Now, the main focus is decks
package and yt
module (parsing data on youtubers' decks from YT videos
descriptions).
- Scryfall data management via downloading bulk data with scrython and wrapping it in convenient abstractions
- Scraping YT channels for videos with decklists in descriptions (using no less than three Python libraries: scrapetube, pytubefix, and youtubesearchpython to avoid bothering with Google APIs)
- Arena, Aetherhub, Archidekt, Cardhoarder,
Goldfish, Moxfield,
MTGAZone, MTGDecks.net,
MTGTop8, Scryfall,
Streamdecker, TappedOut,
TCGPlayer and Untapped deck parsers
work, so:
- Arena decklists pasted into video descriptions are parsed into Deck objects
- Aetherhub, Archidekt, Cardhoarder, Goldfish, Moxfield, MTGAZone, MTGDecks.net, MTGTop8, Scryfall, Streamdecker, TappedOut, TCGPlayer and Untapped, links contained in those descriptions are parsed into Deck objects
- Both Untapped decklist types featured in YT videos are supported: regular deck and profile deck
- Both old and new TCGPlayer sites are supported
- Due to their dynamic nature, Untapped, TCGPlayer (new site) and MTGDecks.net (not much of a dynamic site, but you do need to click a consent button) are scraped using Selenium
- All those mentioned above work even if they are behind shortener links and need unshortening first
- Arena decklists in links to pastebin-like services (like Amazonian does) work too
- Other decklist services are in plans (but, it does seem like I've pretty much exhausted the possibilities already :))
- Scraping Goldfish and MGTAZone for meta-decks (others in plans)

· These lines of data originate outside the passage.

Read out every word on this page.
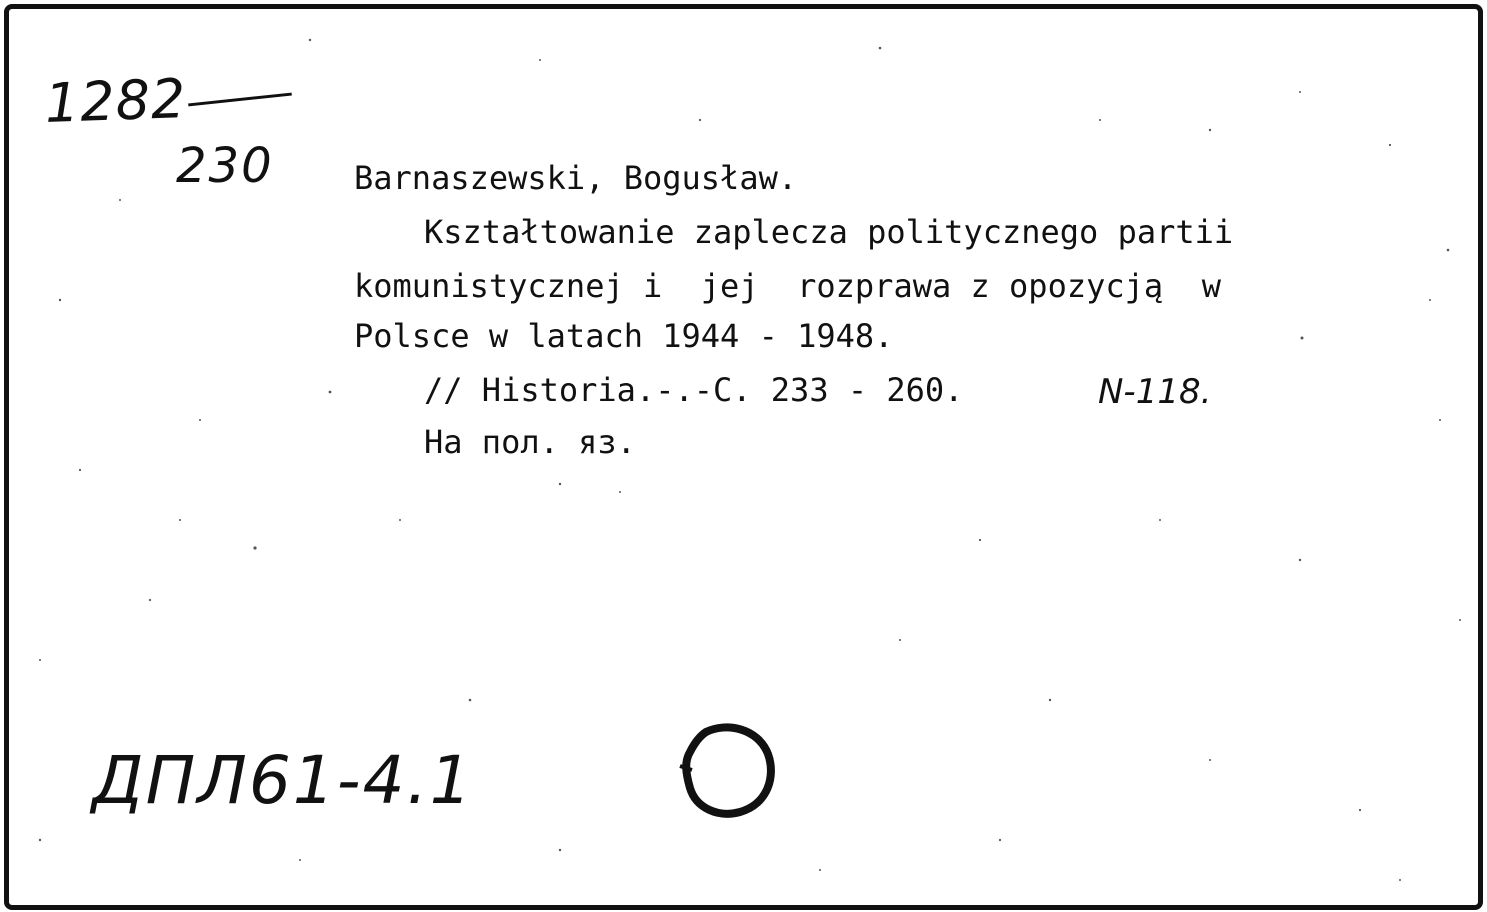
1282
230	Barnaszewski, Bogusław.
Kształtowanie zaplecza politycznego partii
komunistycznej i  jej  rozprawa z opozycją  w
Polsce w latach 1944 - 1948.
// Historia.-.-C. 233 - 260.	N-118.
На пол. яз.
ДПЛ61-4.1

- Scraping a singular Untapped meta-deck decklist page
- Exporting decks into a Forge MTG .dck format or Arena decklist saved into a .txt file - with autogenerated, descriptive names based on scraped deck's metadata
- Importing back into a Deck from those formats
- Export/import to other formats in plans
- Dumping decks, YT videos and channels to .json